Yedinci soru, medyanın ve sivil toplum örgütlerinin bu konuya niçin bu kadar olumsuz yaklaştıklarına ilişkin. Sorudaki “bu kadar” ifadesinden ne anlaşıldığı bu belgeye göre aşikar. Bir de soru, medya ve sivil toplum örgütleri ima edilerek sorulmuş. Yani, “niçin halk olumsuz yaklaşıyor?” diye sorulmamış. Varsayım şu olabilir mi: Halk aslında memnun ama medya ve sivil toplum örgütleri halkı yanlış yönlendiriyor.
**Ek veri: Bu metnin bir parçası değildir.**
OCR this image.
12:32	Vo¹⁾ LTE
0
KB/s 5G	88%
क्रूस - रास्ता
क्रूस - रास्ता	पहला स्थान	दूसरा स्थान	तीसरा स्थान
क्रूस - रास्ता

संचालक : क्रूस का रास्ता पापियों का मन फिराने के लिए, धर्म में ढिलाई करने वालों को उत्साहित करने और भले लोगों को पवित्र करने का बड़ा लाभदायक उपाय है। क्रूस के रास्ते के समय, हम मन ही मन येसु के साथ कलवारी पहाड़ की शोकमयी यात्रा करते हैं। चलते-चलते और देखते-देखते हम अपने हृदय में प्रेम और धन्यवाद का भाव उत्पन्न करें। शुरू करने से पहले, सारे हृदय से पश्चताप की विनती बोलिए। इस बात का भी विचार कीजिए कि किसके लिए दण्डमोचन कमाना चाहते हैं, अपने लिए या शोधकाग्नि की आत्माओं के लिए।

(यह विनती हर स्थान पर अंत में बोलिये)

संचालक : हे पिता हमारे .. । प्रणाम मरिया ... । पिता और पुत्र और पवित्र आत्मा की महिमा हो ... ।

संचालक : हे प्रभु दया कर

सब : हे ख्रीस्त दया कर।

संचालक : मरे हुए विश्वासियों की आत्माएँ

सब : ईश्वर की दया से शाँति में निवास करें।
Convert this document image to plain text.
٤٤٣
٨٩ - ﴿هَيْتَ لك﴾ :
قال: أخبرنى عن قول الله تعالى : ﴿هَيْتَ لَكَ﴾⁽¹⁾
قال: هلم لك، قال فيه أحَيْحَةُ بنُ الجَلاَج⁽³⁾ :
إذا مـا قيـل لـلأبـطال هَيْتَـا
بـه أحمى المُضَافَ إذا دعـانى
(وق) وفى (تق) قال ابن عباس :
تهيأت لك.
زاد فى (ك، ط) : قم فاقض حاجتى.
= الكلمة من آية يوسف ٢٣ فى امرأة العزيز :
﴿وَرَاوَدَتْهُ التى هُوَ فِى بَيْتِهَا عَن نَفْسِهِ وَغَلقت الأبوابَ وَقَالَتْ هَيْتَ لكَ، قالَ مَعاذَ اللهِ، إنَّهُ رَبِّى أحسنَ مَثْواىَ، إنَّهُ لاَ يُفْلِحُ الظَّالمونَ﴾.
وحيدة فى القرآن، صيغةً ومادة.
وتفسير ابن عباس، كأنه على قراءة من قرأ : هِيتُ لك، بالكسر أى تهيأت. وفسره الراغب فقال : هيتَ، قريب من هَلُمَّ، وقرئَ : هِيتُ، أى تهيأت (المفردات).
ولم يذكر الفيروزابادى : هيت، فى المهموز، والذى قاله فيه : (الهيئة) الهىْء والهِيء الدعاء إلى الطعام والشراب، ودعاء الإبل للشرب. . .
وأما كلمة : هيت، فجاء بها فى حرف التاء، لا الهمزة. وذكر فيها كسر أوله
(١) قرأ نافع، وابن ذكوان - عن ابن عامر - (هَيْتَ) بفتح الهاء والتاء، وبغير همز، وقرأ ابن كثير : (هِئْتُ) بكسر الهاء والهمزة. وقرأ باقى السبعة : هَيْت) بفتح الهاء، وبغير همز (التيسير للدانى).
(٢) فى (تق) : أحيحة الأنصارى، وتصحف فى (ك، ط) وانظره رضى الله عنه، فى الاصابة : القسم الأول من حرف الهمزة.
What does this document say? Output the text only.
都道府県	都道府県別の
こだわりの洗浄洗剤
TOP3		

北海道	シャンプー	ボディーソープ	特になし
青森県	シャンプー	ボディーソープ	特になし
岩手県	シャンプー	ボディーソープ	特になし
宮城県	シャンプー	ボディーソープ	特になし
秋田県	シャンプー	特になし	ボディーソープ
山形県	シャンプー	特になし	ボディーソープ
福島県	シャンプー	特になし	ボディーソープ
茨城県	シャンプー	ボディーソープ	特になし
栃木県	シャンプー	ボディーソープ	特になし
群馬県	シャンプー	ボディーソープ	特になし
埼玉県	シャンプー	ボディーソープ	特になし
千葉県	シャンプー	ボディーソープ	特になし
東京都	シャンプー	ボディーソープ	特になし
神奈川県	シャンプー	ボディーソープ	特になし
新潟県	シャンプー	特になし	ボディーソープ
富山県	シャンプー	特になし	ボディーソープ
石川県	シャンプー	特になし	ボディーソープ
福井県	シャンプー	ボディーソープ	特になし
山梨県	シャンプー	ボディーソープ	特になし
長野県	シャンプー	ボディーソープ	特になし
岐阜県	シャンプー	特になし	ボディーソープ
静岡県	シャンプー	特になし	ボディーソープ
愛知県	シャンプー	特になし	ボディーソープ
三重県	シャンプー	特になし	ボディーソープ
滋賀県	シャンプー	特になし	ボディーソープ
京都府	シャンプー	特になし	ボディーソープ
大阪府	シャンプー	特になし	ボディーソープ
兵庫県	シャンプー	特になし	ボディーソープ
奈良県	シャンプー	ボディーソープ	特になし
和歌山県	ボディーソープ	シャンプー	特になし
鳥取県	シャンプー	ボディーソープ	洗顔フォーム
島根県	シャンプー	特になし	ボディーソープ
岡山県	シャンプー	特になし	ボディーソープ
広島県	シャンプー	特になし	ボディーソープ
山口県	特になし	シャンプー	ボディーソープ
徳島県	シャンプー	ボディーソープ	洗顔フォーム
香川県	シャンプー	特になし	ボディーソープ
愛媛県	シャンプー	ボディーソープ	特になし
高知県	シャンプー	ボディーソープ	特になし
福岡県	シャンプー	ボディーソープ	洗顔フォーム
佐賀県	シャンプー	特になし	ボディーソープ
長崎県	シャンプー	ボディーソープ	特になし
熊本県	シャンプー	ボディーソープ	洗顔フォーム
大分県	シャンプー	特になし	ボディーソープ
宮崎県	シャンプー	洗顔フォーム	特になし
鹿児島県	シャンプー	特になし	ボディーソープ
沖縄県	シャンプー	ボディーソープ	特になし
Yönetici otoriteler büyük kitleleri birilerinin kandırdığına inanırlar ya. Birisi onları hep kışkırtıyordur. Onlar düşünemez. Onları kötü niyetli birileri yönlendirir, daha doğrusu hep yanlış yöne sevk eder. Doğru olanı ise sadece yönetici otorite bilir.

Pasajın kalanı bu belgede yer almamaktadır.